Yes, investors who bought QXL shares near their highs Thursday could feel a bit abused. But Mr. Bock says to have faith. QXL, which runs 11 online-auction sites in local languages and local currencies, has a great future, he says.

"It's a 24-month target that we put on the company. We believe in them," Mr. Bock says. "As they start executing their strategy, there's upside."

Still, eBay is expanding quickly into Europe, especially in Germany. And while QXL has more users than its European rivals, other online-auction companies in Europe, including Ricardo.de AG and iBazaar, are growing quickly. "The market in Europe is growing and could support a couple of big players," Mr. Bock contends.

Meanwhile, eBay is profitable, and Mr. Bock acknowledges that big profits are a long way off for QXL. While Mr.
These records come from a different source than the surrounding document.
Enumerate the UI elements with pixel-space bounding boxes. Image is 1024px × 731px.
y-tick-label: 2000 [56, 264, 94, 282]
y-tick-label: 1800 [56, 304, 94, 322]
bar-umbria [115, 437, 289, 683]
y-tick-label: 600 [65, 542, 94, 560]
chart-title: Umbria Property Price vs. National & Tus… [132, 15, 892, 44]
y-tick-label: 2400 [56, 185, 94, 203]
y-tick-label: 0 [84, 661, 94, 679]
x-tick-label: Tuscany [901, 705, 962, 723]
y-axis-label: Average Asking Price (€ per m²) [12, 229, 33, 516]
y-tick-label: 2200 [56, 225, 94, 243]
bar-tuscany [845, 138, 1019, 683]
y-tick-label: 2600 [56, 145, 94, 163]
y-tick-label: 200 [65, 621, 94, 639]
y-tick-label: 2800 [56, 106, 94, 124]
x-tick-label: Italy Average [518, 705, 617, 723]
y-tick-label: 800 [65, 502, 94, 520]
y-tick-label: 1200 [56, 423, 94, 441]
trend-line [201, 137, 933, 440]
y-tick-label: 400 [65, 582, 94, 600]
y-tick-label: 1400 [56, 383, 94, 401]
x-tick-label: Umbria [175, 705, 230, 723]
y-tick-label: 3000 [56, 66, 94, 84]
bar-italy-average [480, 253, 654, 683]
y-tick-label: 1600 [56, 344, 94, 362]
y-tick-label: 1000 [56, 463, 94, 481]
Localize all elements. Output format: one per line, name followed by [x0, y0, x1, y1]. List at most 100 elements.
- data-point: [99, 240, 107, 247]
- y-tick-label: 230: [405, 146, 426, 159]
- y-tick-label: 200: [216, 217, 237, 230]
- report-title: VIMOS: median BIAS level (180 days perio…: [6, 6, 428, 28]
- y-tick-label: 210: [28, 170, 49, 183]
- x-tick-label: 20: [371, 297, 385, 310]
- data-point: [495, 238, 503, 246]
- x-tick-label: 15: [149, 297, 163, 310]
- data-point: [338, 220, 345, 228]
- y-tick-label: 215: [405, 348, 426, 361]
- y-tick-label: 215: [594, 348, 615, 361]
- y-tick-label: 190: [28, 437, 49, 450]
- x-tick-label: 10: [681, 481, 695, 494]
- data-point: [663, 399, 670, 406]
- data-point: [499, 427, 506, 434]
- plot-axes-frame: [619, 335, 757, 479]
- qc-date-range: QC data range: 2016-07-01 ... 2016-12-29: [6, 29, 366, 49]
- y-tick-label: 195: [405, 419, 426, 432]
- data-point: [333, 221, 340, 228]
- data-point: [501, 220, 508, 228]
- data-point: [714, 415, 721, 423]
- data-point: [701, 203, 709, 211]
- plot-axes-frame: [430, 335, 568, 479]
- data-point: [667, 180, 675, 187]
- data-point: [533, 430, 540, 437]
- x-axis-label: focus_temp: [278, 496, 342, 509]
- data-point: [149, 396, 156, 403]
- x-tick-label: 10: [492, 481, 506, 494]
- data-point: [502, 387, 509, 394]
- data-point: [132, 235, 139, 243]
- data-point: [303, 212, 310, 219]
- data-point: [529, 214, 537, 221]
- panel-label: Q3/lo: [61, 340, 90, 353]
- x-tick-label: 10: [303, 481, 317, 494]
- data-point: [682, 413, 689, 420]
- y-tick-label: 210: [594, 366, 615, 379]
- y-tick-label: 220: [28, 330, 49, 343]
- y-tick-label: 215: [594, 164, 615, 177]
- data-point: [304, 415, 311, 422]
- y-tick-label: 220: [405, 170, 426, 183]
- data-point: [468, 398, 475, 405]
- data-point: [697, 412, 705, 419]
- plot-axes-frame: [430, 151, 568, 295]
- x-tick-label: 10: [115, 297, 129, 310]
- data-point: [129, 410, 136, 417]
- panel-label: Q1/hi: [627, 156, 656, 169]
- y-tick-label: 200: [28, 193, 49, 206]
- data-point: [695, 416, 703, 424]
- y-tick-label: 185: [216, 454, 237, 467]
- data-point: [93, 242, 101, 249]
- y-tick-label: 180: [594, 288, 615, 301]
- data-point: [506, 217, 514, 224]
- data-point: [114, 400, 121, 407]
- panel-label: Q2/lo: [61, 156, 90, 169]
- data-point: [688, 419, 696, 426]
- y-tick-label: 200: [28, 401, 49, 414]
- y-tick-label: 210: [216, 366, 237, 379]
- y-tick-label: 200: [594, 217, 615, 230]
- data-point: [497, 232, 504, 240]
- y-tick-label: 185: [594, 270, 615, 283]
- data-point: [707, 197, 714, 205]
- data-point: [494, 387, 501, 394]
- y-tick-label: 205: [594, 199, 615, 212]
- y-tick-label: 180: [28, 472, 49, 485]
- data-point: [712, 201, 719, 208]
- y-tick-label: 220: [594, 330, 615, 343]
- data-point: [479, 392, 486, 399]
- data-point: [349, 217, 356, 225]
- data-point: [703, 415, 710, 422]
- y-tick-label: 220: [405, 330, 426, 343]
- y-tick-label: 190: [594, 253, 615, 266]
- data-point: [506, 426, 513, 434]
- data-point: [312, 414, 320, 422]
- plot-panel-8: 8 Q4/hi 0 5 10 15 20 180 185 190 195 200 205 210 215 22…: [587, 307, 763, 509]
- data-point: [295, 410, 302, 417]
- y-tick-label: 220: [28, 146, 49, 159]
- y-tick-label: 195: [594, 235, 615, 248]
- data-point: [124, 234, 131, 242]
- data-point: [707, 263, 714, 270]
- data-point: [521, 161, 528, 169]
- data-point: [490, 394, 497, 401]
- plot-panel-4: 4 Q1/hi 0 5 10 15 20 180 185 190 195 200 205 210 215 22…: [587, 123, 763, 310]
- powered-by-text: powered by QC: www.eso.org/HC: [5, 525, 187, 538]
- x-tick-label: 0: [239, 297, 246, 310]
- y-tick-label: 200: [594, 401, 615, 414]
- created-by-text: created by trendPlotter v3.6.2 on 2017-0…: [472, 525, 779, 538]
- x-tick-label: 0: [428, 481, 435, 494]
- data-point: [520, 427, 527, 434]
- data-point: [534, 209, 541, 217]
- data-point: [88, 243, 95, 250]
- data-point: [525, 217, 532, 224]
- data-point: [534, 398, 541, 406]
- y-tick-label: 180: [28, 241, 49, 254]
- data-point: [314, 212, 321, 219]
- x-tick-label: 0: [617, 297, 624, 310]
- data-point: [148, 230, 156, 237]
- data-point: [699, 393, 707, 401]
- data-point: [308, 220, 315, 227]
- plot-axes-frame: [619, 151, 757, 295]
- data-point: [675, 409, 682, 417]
Bock says QXL could become profitable in late 2003, "we're looking at very little in earnings" at least at first.

Some of Thursday's stock surge seemed to stem from confusion over QXL's 3-for-1 stock split that took effect Thursday, traders said. Some investors appear to have viewed Mr. Bock's presplit target of $1,000 a share as a post-split target.

Some analysts say the stock's rise underscores the power a single analyst has in today's charged stock market.

"Aggressive price targets get attention and sometimes can be self-fulfilling," says Scott Sipperelle, co-founder of Midtown Research in New York. While Mr. Sipperelle didn't know the details behind QXL's rise, he says: "The question is why investors listen."